WHAT TO SAY WHEN GOD CALLS
The reply Eli the priest told the boy Samuel to use when he heard his name being called in the night is a sure guide for each of us as disciples: Speak, Lord, your servant is listening.
Those few words give us a context in which we can live our lives. First, we live in a universe with a God who speaks, who knows us personally, who, as he came to Samuel in the sanctuary, stands by and is interested in us. Second, God is the Lord we are the servants. Those who were the lords of their manors had servants to keep the building in good repair, to maintain the household and provide for the needs of the family and their friends. God as the Lord has the ultimate responsibility. Third, as servants we are listening to what is said and willing to do what we are told.
Starting today and continuing for the next four Sundays we hear extracts from the middle section of the first letter of St Paul to the Corinthians. The first three are on our sexual behaviour and relationships, then an account of Paul’s preaching and finally an appeal to take him as a role model.
In the Sundays of ordinary time when we vest in green the bible readings are organised so that there is some connection between the first reading (usually from the Old Testament) and the gospel. The second reading stands alone and like these extracts from first Corinthians usually gives us more of a continuous extract from the letter being used.
When we listen to the readings each Sunday we are in the mode of Samuel in our response. Our set responses clearly emphasise this mindset with our “Thanks be to God” at the end of the first two readings and “praise to you, Lord Jesus Christ” at the end of the gospel. We are grateful that God has spoken at least in our programmed responses.

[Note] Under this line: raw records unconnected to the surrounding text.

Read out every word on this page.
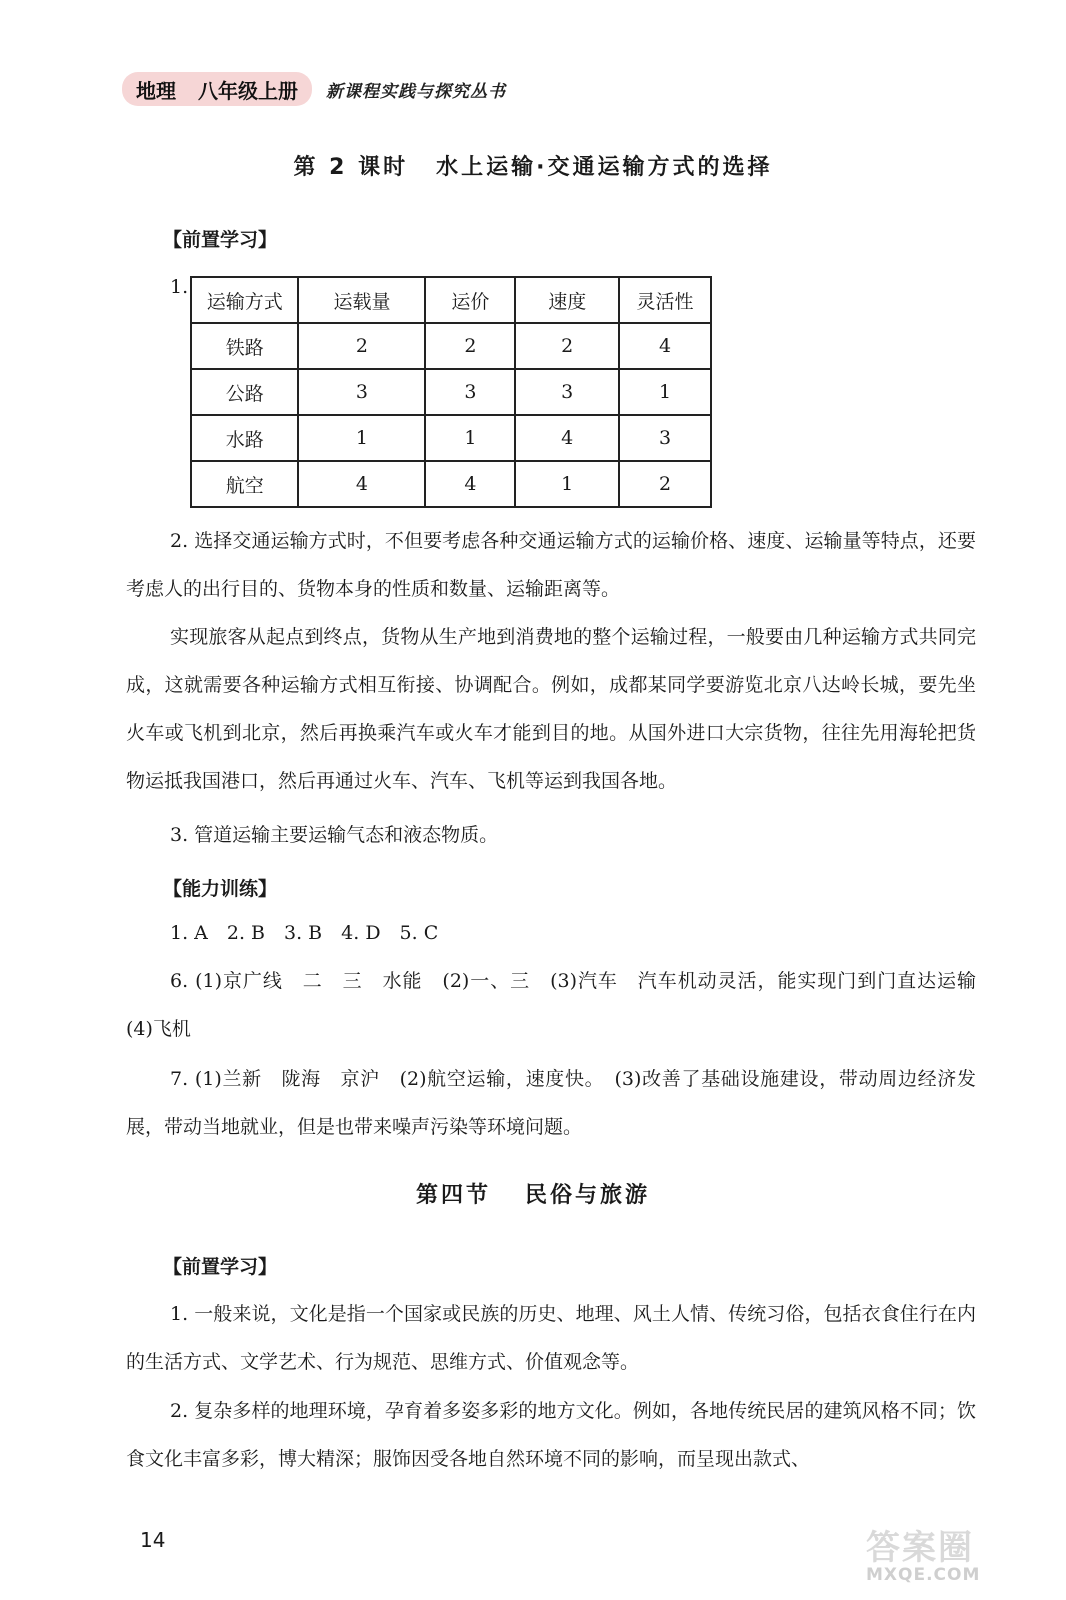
地理 八年级上册 新课程实践与探究丛书
第 2 课时 水上运输·交通运输方式的选择
【前置学习】
1.
运输方式	运载量	运价	速度	灵活性
铁路	2	2	2	4
公路	3	3	3	1
水路	1	1	4	3
航空	4	4	1	2
2. 选择交通运输方式时，不但要考虑各种交通运输方式的运输价格、速度、运输量等特点，还要考虑人的出行目的、货物本身的性质和数量、运输距离等。
实现旅客从起点到终点，货物从生产地到消费地的整个运输过程，一般要由几种运输方式共同完成，这就需要各种运输方式相互衔接、协调配合。例如，成都某同学要游览北京八达岭长城，要先坐火车或飞机到北京，然后再换乘汽车或火车才能到目的地。从国外进口大宗货物，往往先用海轮把货物运抵我国港口，然后再通过火车、汽车、飞机等运到我国各地。
3. 管道运输主要运输气态和液态物质。
【能力训练】
1. A　2. B　3. B　4. D　5. C
6. (1)京广线　二　三　水能　(2)一、三　(3)汽车　汽车机动灵活，能实现门到门直达运输　(4)飞机
7. (1)兰新　陇海　京沪　(2)航空运输，速度快。　(3)改善了基础设施建设，带动周边经济发展，带动当地就业，但是也带来噪声污染等环境问题。
第四节 民俗与旅游
【前置学习】
1. 一般来说，文化是指一个国家或民族的历史、地理、风土人情、传统习俗，包括衣食住行在内的生活方式、文学艺术、行为规范、思维方式、价值观念等。
2. 复杂多样的地理环境，孕育着多姿多彩的地方文化。例如，各地传统民居的建筑风格不同；饮食文化丰富多彩，博大精深；服饰因受各地自然环境不同的影响，而呈现出款式、
14	答案圈
MXQE.COM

However, we need to check that we are truly grateful and to check that we are receiving what is said and taking it on board as a guide to our lives. What Paul says today about sex among unmarried people (fornication) would be regarded as quaint and unrealistic by modern western developed societies. What God says about our bodies not being our own in fact that we are not our own would similarly be rejected by many but especially by those who advocate that unborn infants can be killed. The chant is that it is the woman’s body to do with it what she chooses. God’s word simply says this is not true. Even the body of the mother is not hers to do with what she chooses. Our bodies are temples of the Holy Spirit. We are not our own property; we have been bought and paid for. So we are to use our bodies for the glory of God.
The voices of our society often sound louder and are more insistent than the voice of the Lord who loves us and calls us. Still, it is his voice that is the voice of reason and wisdom not the others. Let us listen and act on what we hear.